Recover at home - Blake hopes new wellness centre will allow athletes to remain in Ja for specialised treatment
Having suffered multiple career-threatening injuries himself, superstar Jamaican sprinter Yohan Blake is looking to ensure that the world-class treatment and services needed to recover are available to his fellow athletes, right here in Jamaica.
Blake, who on Monday opened the Yohan Blake Health and Wellness Centre at its 47d Old Hope Road location, believes the facility can act as a catalyst in terms of the development of the local landscape, where physiotherapy and sports injury rehabilitation are concerned.
With national athletes traditionally having to travel overseas to receive certain types of treatment for various injuries, Blake, who also noted that the services will also be extended to the general public, says that creating an opportunity for the island’s sporting representatives to get the necessary treatment at home formed a major part of his motivation.

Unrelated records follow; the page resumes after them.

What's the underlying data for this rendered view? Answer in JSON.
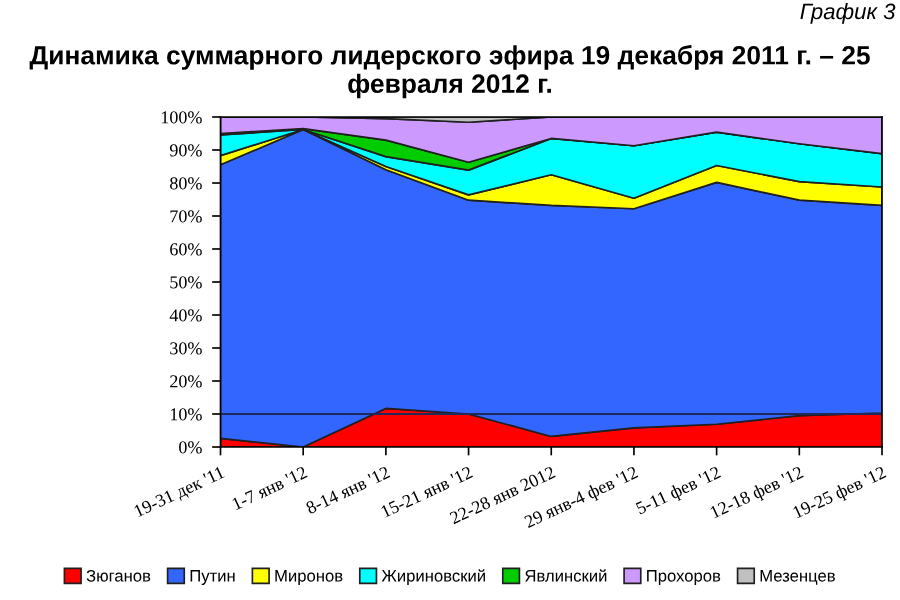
{
  "chart_data": {
    "type": "area",
    "stacked": true,
    "title": "Динамика суммарного лидерского эфира 19 декабря 2011 г. – 25 февраля 2012 г.",
    "annotations": [
      "График 3"
    ],
    "categories": [
      "19-31 дек '11",
      "1-7 янв '12",
      "8-14 янв '12",
      "15-21 янв '12",
      "22-28 янв 2012",
      "29 янв-4 фев '12",
      "5-11 фев '12",
      "12-18 фев '12",
      "19-25 фев '12"
    ],
    "series": [
      {
        "name": "Зюганов",
        "color": "#ff0000",
        "values": [
          2.6,
          0,
          11.7,
          10,
          3.2,
          5.8,
          6.9,
          9.5,
          10.3
        ]
      },
      {
        "name": "Путин",
        "color": "#3366ff",
        "values": [
          82.9,
          96.2,
          72.3,
          64.8,
          70,
          66.4,
          73.3,
          65.3,
          62.9
        ]
      },
      {
        "name": "Миронов",
        "color": "#ffff00",
        "values": [
          2.8,
          0,
          1,
          1.6,
          9.3,
          3.2,
          5.1,
          5.6,
          5.6
        ]
      },
      {
        "name": "Жириновский",
        "color": "#00ffff",
        "values": [
          6.3,
          0,
          3,
          7.5,
          11,
          15.9,
          10.1,
          11.5,
          10.1
        ]
      },
      {
        "name": "Явлинский",
        "color": "#00cc00",
        "values": [
          0.4,
          0.3,
          5,
          2.4,
          0,
          0,
          0,
          0,
          0
        ]
      },
      {
        "name": "Прохоров",
        "color": "#cc99ff",
        "values": [
          5,
          3.5,
          6.5,
          12.1,
          6.5,
          8.7,
          4.6,
          8.1,
          11.1
        ]
      },
      {
        "name": "Мезенцев",
        "color": "#c0c0c0",
        "values": [
          0,
          0,
          0.5,
          1.6,
          0,
          0,
          0,
          0,
          0
        ]
      }
    ],
    "ylim": [
      0,
      100
    ],
    "yticks": [
      {
        "value": 0,
        "label": "0%"
      },
      {
        "value": 10,
        "label": "10%"
      },
      {
        "value": 20,
        "label": "20%"
      },
      {
        "value": 30,
        "label": "30%"
      },
      {
        "value": 40,
        "label": "40%"
      },
      {
        "value": 50,
        "label": "50%"
      },
      {
        "value": 60,
        "label": "60%"
      },
      {
        "value": 70,
        "label": "70%"
      },
      {
        "value": 80,
        "label": "80%"
      },
      {
        "value": 90,
        "label": "90%"
      },
      {
        "value": 100,
        "label": "100%"
      }
    ],
    "ref_lines": [
      {
        "axis": "y",
        "value": 10,
        "color": "#1f2a5a"
      }
    ],
    "grid": false,
    "legend": "bottom"
  }
}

“I’ve just been dreaming of helping each and everyone and if we can also change the game, to let athletes look to here [in Jamaica] it would be so much different,” Blake told The Gleaner. “You don’t have to fly out. You can have your personal treatment here in Jamaica.”

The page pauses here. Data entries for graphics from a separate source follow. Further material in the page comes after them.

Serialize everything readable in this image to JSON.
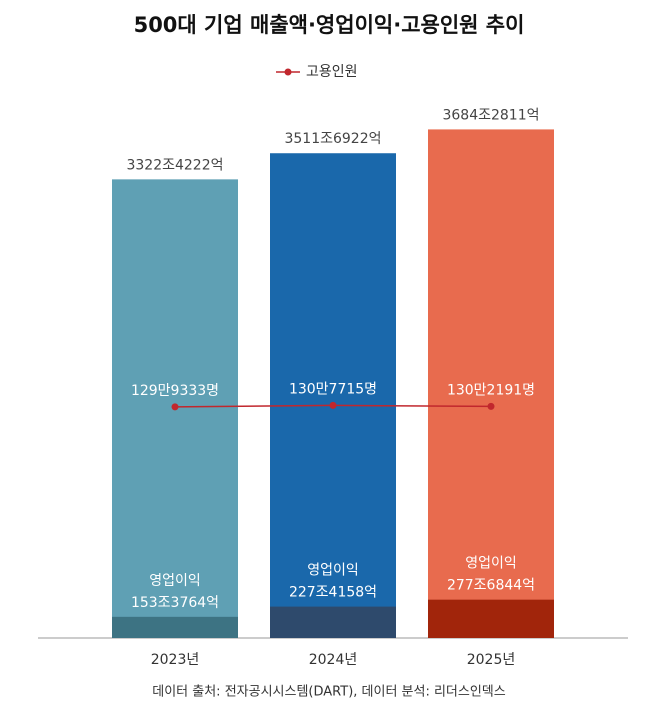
{
  "chart_data": {
    "type": "bar",
    "title": "500대 기업 매출액·영업이익·고용인원 추이",
    "categories": [
      "2023년",
      "2024년",
      "2025년"
    ],
    "series": [
      {
        "colors": [
          "#5fa0b4",
          "#1a68ab",
          "#e86b4e"
        ],
        "values": [
          3322.4222,
          3511.6922,
          3684.2811
        ],
        "value_labels": [
          "3322조4222억",
          "3511조6922억",
          "3684조2811억"
        ]
      },
      {
        "name": "영업이익",
        "colors": [
          "#3d7383",
          "#2e4a6c",
          "#a1250b"
        ],
        "values": [
          153.3764,
          227.4158,
          277.6844
        ],
        "value_labels": [
          "153조3764억",
          "227조4158억",
          "277조6844억"
        ]
      },
      {
        "name": "고용인원",
        "type": "line",
        "axis": "y2",
        "color": "#c1272d",
        "values": [
          1299333,
          1307715,
          1302191
        ],
        "value_labels": [
          "129만9333명",
          "130만7715명",
          "130만2191명"
        ]
      }
    ],
    "ylim": [
      0,
      4600
    ],
    "y2lim": [
      0,
      3570000
    ],
    "source": "데이터 출처: 전자공시시스템(DART), 데이터 분석: 리더스인덱스"
  }
}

According to Blake, the centre has been in development since last year, and is equipped to provide a number of highly efficient, breakthrough treatment methods, such as recovery boots, electrotherapy and ultrasound machines.
Blake, who missed the chance to defend his 100m title at the 2013 World Championships after suffering a hamstring injury in 2013, again damaged his hamstring a year later, when he actually tore a muscle off the bone, requiring surgery in Germany.
Given his own experiences, the world’s second fastest sprinter in the 100m and 200m, is hoping to bridge the gap in service and cost, providing the same world-class treatment at an affordable cost for local clients and those across the region.
“Not too many persons are doing dry laser treatment that would go directly to the muscle and also the shock wave and the new ultrasound stem machine that reaches to the muscle,” Blake said. “[But] it’s going to be a wide range of [methods], getting athletes to recover faster, so that they can get back to competition. We also try not to charge an overhead price.”
Calling the opening a potential game changer for athlete treatment in Jamaica, Blake says that he hopes that it will be the catalyst for the establishment of similar facilities in the island, as well as more initiatives to serve the athletic community and others.
“This is the start of what’s to come and we are looking forward to the future to even expand and do different [things],” Blake added.
Blake’s times of 9.69 seconds in the 100m and 19.26 seconds in the 200m are the second fastest times in history, in the respective events.